Los organizadores calculan que en la primera celebración del Día de Colón pasaron unas 20.000 personas, superando las expectativas más optimistas. Solo el sábado, aterrizaron en la plaza de A Chouza de Combarro 18 autobuses, la mayoría procedentes de las comunidades de Asturias y Madrid. «Es un éxito rotundo. Estamos todos muy contentos», señaló a última hora de la tarde de ayer Ángel Moldes, presidente de la Asociación de Comerciantes de Poio, uno de los colectivos que puso en marcha el festejo, que hizo que Poio montara en la máquina del tiempo y viajara a los siglos XV y XVI.
Vecinos y comerciantes se tomaron en serio su papel y se vistieron de época.
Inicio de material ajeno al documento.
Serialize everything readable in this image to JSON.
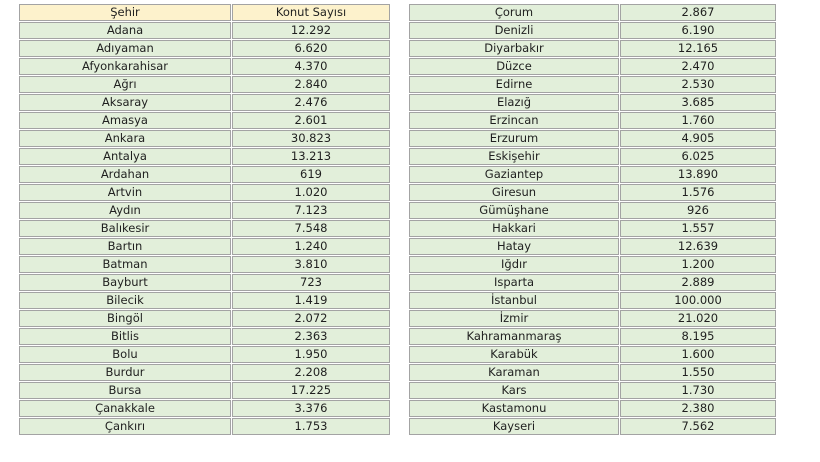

Además, los locales comerciales se decoraron con telas y objetos que simulan la Edad Media. Los políticos locales también se enfundaron trajes característicos, entre ellos, el alcalde, Luciano Sobral, y Javier Domínguez, edil de la oposición.
Tampoco faltó el tradicional mercado artesanal, con puestos de venta de productos hechos a mano y de gran calidad. A lo largo de todo el día, Combarro fue el escenario de pasacalles, obras de teatro, duelos de caballeros, competiciones de embarcaciones y conciertos.
La carballeira de la parroquia de Troáns, en Cuntis, fue el escenario ayer de la segunda Feira do Dezaoito, una iniciativa que el Concello recuperó en el 2009. Esta cita, junto con la de la Madalena de Meira, es una de las más antiguas que se celebraron en el municipio. La comida organizada por la Peña Agro-xabarín de Cuntis reunió a unas cuatrocientas personas y fue mucho el público que se acercó a la carballeira, especialmente por la tarde, para visitar los puestos de exposición y venta de productos ecológicos y tradicionales. Entre la oferta, miel, mermeladas, dulces, conservas, artesanía, quesos, bordados o productos de huerta. Uno de los aspectos que se potenció este año fueron los juegos populares, con mucho tirón entre pequeños y mayores. Tampoco faltó la animación y la música. En el recinto también se pudo ver la exposición Artes antigas de caza: o encanto do prohibido, de José Luis Castro Fontenla. La concejala de Cultura, Belén Pazos, comentó que lo que se busca con esta feria es descentralizar la actividad cultural, turística y de ocio de Cuntis y potenciar el sector artesano y agroalimentario de Galicia.